The fact that superstition persists to this day doesn’t necessarily challenge the scientific world-view, or the history of science. I hope these articles aren’t going to stop with a suggestion that because these early scientists were Christians, there’s something to it. On the other hand, the idea that they may have found social, moral, and even scientific insights in esoteric and mythological documents that were at the time part of the classical canon doesn’t seem far-fetched. The implications of their scientific discoveries (or systematizations of other people’s discoveries, if you go with Conner’s implication that the elite scientists’ role was mostly communicating the discoveries of technologists and trying to create over-arching, generalized natural philosophy out of them) were often scary; because they directly challenged the “truths” that formed the basis of early-modern society. So they’d be expected to try to reconcile their scientific insights with those of “other magisteria.”

But the question whether there are in fact other magisteria is one of those “prefiguring” issues Hayden White describes in
Metahistory (which I’m also reading -- stay tuned for a post). Assuming there’s a unity (in scientific knowledge, general human understanding of the universe, and particularly history) means we’ve already made an interpretive choice. Whether the choice is for comedy or tragedy doesn’t really matter. The only way out (for Smith, and maybe for Northrop Frye, who he draws on) is satire.

But there
is evidence the new scientists had a sense they were doing something fundamentally different. John Friend (1675-1728) was a disciple of Newton’s and wrote a history of science in 1725-6 in which “the mystical religious outlook of the Paracelsians could not be tolerated.

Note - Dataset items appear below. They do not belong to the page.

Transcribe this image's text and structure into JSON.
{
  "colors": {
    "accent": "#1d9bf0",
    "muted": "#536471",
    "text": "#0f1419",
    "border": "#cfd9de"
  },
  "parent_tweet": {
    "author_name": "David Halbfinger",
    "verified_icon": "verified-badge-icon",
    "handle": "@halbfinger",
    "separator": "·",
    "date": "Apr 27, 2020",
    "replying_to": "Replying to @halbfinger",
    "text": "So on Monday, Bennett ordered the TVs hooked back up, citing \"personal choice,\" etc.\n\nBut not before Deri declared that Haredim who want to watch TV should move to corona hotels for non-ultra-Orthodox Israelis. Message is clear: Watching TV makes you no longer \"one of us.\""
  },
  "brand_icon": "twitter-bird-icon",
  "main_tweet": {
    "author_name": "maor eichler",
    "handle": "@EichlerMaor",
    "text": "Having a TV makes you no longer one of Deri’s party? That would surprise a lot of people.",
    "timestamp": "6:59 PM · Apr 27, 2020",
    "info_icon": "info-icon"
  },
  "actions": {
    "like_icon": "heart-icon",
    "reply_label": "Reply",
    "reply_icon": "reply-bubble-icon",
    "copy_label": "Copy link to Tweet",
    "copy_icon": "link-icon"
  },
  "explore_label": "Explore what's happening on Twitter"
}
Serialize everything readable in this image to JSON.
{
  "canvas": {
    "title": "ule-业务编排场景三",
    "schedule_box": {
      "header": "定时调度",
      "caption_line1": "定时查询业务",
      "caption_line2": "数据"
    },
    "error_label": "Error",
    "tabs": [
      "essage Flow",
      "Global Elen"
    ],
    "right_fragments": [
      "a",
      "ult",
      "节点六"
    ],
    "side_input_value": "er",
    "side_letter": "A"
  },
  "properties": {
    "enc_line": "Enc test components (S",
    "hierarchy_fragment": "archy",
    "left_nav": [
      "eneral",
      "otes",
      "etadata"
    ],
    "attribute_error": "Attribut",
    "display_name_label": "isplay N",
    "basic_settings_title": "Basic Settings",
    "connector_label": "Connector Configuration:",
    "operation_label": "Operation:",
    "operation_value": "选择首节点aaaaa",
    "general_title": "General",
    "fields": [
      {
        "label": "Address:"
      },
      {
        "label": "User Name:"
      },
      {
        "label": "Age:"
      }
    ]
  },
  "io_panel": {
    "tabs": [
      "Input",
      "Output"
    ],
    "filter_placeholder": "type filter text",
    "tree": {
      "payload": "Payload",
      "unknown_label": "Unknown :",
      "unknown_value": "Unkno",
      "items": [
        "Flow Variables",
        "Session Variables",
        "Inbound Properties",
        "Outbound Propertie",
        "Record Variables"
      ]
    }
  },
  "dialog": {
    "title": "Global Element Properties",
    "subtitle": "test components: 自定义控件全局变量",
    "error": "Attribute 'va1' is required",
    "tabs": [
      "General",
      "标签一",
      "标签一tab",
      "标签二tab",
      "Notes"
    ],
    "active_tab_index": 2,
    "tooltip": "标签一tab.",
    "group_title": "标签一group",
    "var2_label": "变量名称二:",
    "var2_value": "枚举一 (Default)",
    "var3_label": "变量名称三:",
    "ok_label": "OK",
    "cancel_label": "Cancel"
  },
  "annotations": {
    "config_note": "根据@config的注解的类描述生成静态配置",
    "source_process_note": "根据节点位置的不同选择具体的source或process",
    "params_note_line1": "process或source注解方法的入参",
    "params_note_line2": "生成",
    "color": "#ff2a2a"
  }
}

Friend rejected Paracelsus as an idle systematizer whose whole cosmology and religious-vitalistic outlook toward nature were the very antithesis of the new science.” (7)

John William Draper (1811-1882) see his
History of the Intellectual Development of Europe (1863) and History of the Conflict Between Religion and Science (1874)

See also Andrew Dickson White,
The Warfare of Science (1877) This is also a partial transcript of religion vs. “atheism” in the form of science, so it serves 2 purposes.

These people might be useful for a little “Who’s Who in the History of Atheism” if I wanted to do such a thing…whether or not they’re atheists is a possible issue (but is it, really?)…

James Joseph Walsh (1865-1942) made the case for religion. His 1907 book
The Thirteenth, Greatest of Centuries claimed that the church had done much to encourage medicine, including supporting anatomical studies in the Italian universities and establishing hospitals.